Sie starb am 30. Juli. Trotz zweier positiver Covid-19-Tests war in der Sterbeurkunde eine Lungenthrombose als Todesursache angegeben. Herr López-Collazo glaubt, dass die kubanische Regierung die Todesfälle systematisch unterzählt, um ein rosigeres Bild als gerechtfertigt zu präsentieren. Die offizielle Zahl der Todesopfer des Landes durch das Virus beträgt 4.088.

Statistiken des kubanischen Gesundheitsministeriums zeigten, dass in der ersten Augustwoche in der Stadt Guantánamo jeden Tag etwa acht Menschen an dem Coronavirus starben. Aber ein Regierungsbeamter in Guantánamo sagte einem regionalen Fernsehnachrichtensender, dass die Stadt Guantánamo im gleichen Zeitraum 69 Tote an einem einzigen Tag verzeichnete, während die durchschnittliche Zahl der täglichen Todesfälle vor der jüngsten Welle nur acht betrug.

„Wenn man von acht Todesfällen täglich auf 69 Todesfälle täglich steigt, war logischerweise niemand darauf vorbereitet“, sagte Ihosvany Fernández, Direktor der kommunalen Dienste in der Provinz Guantánamo, in dem TV-Interview. Er sagte, die Provinz habe 29 Leichenwagen, aber nur 17 arbeiteten. Die Verbrennungsanlage des staatlichen Krematoriums sei wegen Überbeanspruchung zusammengebrochen, sagte er.

Das kubanische Gesundheitsministerium reagierte nicht auf mehrere Anfragen nach Kommentaren.

Die kubanische Regierung hat in staatlichen Medien erklärt, dass sich die Zahl der Fälle und die Sterblichkeitsrate in Havanna und einigen anderen Städten verbessern und dass die Zahl der Todesopfer voraussichtlich sinken wird, wenn mehr Menschen geimpft werden. Laut Global Health Partners, einer gemeinnützigen Organisation, die eine Kampagne organisiert hat, um Millionen auf die Insel zu schicken, mangelt es dem Land jedoch stark an Spritzen, die zur Verabreichung von Dosen erforderlich sind.

Etwa ein Viertel der 11,3 Millionen Einwohner Kubas hat einen von drei Impfstoffen erhalten, die im Land entwickelt und hergestellt wurden.

Arachu Castro, Professor an der Tulane School of Public Health and Tropical Medicine, der Kubas Reaktion auf Covid-19 untersucht, sagte, das Land habe in den frühen Stadien der Pandemie eine der besten Coronavirus-Reaktionen in Lateinamerika gehabt. Aber die Situation hat sich nach dem November, als Touristen wieder ins Land durften, stark verändert und nach dem Mutter- und Vatertag, als sich viele Kubaner mit ihren Familien versammelten, erneut verschärft.
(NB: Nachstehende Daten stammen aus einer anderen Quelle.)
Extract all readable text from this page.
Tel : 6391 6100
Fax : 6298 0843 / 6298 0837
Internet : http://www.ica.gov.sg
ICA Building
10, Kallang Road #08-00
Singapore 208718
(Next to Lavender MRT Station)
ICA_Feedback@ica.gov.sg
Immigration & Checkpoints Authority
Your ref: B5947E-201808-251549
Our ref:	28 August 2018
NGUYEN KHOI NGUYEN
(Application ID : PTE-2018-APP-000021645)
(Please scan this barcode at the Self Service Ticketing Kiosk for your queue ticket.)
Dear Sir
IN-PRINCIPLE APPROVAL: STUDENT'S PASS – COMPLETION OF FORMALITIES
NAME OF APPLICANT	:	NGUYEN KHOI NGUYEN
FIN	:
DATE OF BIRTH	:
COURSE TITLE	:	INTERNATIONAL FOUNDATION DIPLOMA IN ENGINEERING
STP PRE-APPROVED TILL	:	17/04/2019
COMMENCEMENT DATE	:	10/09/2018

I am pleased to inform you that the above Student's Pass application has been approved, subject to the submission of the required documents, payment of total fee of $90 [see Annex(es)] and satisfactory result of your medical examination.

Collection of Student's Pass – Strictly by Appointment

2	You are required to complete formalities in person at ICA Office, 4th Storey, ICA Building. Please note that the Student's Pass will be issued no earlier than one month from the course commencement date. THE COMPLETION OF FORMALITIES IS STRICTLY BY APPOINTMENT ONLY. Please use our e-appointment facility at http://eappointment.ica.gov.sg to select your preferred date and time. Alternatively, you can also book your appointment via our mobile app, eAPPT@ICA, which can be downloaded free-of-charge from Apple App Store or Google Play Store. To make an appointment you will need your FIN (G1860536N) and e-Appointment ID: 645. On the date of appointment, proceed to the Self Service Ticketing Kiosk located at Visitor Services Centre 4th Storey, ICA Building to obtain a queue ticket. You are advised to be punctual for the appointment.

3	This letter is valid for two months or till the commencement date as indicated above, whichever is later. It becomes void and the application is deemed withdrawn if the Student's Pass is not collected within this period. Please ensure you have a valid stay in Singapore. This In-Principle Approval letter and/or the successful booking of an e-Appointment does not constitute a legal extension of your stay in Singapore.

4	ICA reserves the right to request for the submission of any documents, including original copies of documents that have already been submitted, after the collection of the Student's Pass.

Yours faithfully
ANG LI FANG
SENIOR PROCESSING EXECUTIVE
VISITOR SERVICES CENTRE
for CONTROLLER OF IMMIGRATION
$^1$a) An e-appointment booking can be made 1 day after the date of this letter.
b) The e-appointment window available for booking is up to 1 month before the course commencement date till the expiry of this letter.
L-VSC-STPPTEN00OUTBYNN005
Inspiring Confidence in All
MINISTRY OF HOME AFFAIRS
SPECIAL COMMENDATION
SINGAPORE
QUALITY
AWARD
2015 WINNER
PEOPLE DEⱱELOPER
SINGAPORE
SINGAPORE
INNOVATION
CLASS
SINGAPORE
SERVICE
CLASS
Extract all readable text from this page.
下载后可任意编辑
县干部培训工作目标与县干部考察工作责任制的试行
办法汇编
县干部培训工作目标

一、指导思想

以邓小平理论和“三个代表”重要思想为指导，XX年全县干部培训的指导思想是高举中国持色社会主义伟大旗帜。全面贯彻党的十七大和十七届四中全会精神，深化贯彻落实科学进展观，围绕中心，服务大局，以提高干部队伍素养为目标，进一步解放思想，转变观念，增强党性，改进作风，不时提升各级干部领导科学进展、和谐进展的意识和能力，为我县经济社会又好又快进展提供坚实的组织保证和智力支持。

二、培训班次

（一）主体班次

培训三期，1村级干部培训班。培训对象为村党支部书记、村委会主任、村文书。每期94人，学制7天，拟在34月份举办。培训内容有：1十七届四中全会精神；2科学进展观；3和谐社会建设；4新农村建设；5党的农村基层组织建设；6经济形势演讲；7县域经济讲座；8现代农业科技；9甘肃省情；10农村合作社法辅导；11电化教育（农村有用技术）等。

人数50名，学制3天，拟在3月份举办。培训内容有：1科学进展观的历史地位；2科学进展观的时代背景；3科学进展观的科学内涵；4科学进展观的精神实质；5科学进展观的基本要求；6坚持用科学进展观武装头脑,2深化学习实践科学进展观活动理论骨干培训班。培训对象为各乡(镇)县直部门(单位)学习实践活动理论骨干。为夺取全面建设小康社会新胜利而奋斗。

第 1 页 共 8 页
“In der ersten Augustwoche hatte Kuba jeden Tag etwa 400 schwere Fälle, was viel ist”, sagte sie.

Die Zahl der neuen täglichen Fälle stieg diesen Sommer neun Wochen in Folge exponentiell an, und laut einem Bericht der Panamerikanischen Gesundheitsorganisation vom 9. August befinden sich derzeit mehr als 100.000 Menschen zur Überwachung in Covid-19-Isolationszentren, von denen etwa die Hälfte positiv getestet.

Ciro Ugarte, der Direktor für gesundheitliche Notfälle der Agentur, sagte Reportern letzte Woche, dass die Zahl der Covid-Toten in Kuba letzte Woche im Vergleich zur Vorwoche um 20 Prozent gestiegen sei. Der Mangel an lebenswichtigen Vorräten zur Behandlung von Covid-19 und anderen Krankheiten habe die Probleme verschärft, sagte er und fügte hinzu, dass die Organisation Testkits und andere Materialien nach Kuba geschickt habe.

Alexander J. Figueredo Izaguirre, ein Arzt in der kubanischen Provinz Granma, sagte, er sei Anfang des Jahres entlassen worden, nachdem er den schlechten Zustand der kubanischen Krankenhäuser nach dem Tod seines Großvaters kritisiert hatte.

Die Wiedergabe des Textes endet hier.